What I find so ironic about all this talk is that this is the same Congress that has backed away from adequate funding for social programs like education, social services and job training. It's like far too many of our elected representatives seem incapable of understanding the cause-and-effect in the upsurge of gang membership.

The poverty that has a vise-like grip on many of our inner cities is the breeding ground of gangs. Children who grow up in these breeding grounds see unemployment, crime, violence and an almost universal feeling of impotence all around them. Membership in a gang wipes away this feeling of powerlessness and, believe it or not, helps create a sense of identity and self-worth for many youth.

The BEST method for successfully mitigating the appeal of gang violence and gang-related crime is to provide these kids with a sense of hope for the future. And the BEST way to provide hope is through programs that lessen poverty, strengthen education, offer living wage jobs and job taining, and to give these children a genuine reason to reject the gang lifestyle.

Unfortunately, these "get tough on crime" initiatives ONLY deal with the problem AFTER it has occurred. It's almost like saying that these kids don't matter to society UNTIL they run afoul of the law. When they do that, then all of a sudden, we're more than willing to spend money to lock them up!
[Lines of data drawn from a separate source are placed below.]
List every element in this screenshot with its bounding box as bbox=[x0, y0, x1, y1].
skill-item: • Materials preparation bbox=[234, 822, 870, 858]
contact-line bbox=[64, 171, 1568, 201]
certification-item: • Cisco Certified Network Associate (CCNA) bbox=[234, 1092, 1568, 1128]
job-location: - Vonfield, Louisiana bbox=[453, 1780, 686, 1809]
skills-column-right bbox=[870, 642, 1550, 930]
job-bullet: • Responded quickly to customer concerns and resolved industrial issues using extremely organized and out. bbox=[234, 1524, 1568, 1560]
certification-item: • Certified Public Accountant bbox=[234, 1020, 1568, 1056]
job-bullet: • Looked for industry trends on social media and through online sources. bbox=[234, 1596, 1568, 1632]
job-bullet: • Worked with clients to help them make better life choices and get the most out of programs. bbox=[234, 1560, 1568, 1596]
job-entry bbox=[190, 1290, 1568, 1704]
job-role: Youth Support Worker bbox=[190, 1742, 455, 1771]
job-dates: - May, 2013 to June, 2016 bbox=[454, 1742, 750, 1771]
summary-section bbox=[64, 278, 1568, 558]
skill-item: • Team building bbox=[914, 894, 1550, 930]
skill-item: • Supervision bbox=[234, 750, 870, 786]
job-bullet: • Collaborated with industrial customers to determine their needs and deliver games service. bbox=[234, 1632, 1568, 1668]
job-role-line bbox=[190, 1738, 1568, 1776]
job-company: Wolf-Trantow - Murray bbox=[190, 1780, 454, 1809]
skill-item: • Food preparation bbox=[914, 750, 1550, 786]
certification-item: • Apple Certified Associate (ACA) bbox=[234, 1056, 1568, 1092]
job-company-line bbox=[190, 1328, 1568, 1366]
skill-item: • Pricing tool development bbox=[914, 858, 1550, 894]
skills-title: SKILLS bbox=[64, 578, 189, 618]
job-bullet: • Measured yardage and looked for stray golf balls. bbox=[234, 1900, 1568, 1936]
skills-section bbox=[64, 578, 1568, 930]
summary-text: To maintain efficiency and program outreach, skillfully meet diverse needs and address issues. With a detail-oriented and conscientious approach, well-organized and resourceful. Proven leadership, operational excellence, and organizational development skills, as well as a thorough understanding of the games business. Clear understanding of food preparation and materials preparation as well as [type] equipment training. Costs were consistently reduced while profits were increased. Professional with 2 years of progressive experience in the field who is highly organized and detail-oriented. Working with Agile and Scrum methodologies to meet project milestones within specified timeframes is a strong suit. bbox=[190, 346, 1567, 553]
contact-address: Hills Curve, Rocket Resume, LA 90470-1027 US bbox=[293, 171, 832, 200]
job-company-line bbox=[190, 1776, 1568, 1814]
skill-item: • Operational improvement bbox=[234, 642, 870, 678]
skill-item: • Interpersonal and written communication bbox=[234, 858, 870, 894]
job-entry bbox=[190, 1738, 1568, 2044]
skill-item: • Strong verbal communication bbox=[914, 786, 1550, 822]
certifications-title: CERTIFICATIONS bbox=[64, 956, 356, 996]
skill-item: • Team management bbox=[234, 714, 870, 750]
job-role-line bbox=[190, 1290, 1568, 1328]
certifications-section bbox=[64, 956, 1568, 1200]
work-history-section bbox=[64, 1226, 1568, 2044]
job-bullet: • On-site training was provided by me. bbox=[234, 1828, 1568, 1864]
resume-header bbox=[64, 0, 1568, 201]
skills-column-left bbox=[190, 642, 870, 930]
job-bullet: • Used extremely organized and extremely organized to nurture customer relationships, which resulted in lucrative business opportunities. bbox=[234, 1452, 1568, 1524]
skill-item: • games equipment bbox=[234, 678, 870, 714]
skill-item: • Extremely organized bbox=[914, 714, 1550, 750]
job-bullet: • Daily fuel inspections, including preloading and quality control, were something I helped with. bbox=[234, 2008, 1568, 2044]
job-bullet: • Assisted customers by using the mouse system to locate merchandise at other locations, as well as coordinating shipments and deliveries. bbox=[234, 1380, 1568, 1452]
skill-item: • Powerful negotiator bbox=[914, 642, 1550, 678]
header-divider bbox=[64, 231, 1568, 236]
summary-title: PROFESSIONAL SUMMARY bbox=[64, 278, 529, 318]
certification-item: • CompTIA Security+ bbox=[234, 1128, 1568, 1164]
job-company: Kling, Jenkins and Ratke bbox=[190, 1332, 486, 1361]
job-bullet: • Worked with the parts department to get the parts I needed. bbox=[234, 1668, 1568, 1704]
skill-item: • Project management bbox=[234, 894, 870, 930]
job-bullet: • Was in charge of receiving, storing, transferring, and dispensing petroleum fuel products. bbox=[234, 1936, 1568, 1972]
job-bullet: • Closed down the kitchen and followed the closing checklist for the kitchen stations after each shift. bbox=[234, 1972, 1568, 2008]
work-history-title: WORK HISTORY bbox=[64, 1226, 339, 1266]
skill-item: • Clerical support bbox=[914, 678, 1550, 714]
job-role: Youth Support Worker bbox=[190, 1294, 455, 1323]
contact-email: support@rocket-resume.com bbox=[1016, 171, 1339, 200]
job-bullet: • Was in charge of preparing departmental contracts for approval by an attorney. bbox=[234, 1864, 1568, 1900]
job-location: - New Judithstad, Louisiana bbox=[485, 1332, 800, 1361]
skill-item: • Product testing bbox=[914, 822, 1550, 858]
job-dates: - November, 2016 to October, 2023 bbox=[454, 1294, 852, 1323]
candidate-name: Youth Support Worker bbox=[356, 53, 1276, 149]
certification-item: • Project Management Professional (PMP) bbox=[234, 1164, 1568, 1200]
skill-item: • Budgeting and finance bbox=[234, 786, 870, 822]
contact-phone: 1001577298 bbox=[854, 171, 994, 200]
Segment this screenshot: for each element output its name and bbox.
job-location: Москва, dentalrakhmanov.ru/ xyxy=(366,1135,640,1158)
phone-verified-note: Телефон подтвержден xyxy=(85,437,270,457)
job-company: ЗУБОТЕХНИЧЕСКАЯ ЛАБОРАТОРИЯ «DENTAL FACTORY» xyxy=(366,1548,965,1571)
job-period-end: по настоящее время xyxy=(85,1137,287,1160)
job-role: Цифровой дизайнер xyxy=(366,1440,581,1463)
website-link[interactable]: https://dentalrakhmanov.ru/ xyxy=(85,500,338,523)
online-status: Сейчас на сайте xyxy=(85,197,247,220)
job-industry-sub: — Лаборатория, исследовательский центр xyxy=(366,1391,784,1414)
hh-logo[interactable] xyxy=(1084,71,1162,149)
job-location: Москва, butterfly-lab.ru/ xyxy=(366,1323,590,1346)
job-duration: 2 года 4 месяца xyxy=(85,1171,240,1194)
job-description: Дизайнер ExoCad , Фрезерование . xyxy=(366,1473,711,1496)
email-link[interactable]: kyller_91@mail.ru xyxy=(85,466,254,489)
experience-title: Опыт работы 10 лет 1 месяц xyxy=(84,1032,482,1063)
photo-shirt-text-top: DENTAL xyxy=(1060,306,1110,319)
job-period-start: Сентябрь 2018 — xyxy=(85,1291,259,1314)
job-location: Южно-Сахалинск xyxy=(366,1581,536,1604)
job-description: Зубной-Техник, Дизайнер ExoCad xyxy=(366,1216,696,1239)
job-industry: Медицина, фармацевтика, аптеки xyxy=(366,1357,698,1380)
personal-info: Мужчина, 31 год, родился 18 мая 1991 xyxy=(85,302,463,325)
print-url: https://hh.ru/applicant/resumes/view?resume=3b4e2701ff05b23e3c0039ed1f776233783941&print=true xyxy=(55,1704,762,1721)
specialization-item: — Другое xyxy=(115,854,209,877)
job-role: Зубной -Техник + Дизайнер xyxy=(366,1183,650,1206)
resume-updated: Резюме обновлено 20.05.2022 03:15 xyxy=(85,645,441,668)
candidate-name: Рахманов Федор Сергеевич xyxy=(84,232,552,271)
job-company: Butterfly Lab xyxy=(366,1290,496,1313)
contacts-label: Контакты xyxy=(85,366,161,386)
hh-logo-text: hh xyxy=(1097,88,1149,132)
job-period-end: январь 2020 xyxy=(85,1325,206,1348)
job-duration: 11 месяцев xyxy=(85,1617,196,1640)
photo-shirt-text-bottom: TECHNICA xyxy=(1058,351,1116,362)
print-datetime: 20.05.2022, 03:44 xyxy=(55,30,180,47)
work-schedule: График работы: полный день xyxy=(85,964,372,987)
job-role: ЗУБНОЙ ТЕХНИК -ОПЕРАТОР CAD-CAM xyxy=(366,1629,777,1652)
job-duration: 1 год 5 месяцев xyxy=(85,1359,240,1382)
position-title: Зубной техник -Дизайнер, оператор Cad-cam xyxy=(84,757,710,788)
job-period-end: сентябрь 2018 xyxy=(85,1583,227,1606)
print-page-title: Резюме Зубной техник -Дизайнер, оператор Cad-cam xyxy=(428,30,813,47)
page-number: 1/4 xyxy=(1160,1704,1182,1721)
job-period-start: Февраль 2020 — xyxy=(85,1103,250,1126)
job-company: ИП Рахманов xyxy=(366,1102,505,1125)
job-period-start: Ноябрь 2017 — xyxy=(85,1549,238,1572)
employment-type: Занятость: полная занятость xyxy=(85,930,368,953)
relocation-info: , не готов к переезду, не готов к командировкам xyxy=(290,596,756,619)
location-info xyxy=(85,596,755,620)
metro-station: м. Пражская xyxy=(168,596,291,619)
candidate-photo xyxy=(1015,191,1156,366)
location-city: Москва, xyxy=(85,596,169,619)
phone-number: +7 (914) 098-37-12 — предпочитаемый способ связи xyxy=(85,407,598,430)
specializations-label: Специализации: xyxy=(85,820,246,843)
This pattern is repeated time and time again. We say we want a more peaceful world, yet the vast majority of our spending is on the military which deals with conflict AFTER it has arisen. Instead of spending money to prevent war or terrorism, we pour billions of dollars into the institutions that can only deal with these problems once they are problems.

The old saying still rings true. An ounce of prevention...

2 comments:

  1. Having variously worked for the California penal system, the old CETA work training program and HeadStart, should I ever win the MegaMillions Lotto, most of it would be spent bringing Montessori to as many Head Start programs as possible. I think it gives the most bang for the buck of any social program in existence.
    Get them while they are young and eager to learn and they will be aimed in the right direction.
    CETA was a good idea but so loosly administered it left room for cheating and graft in some areas.
    The Penal Systems are the most costly and the least effective in changing lives. Let's hear it for prison reform!!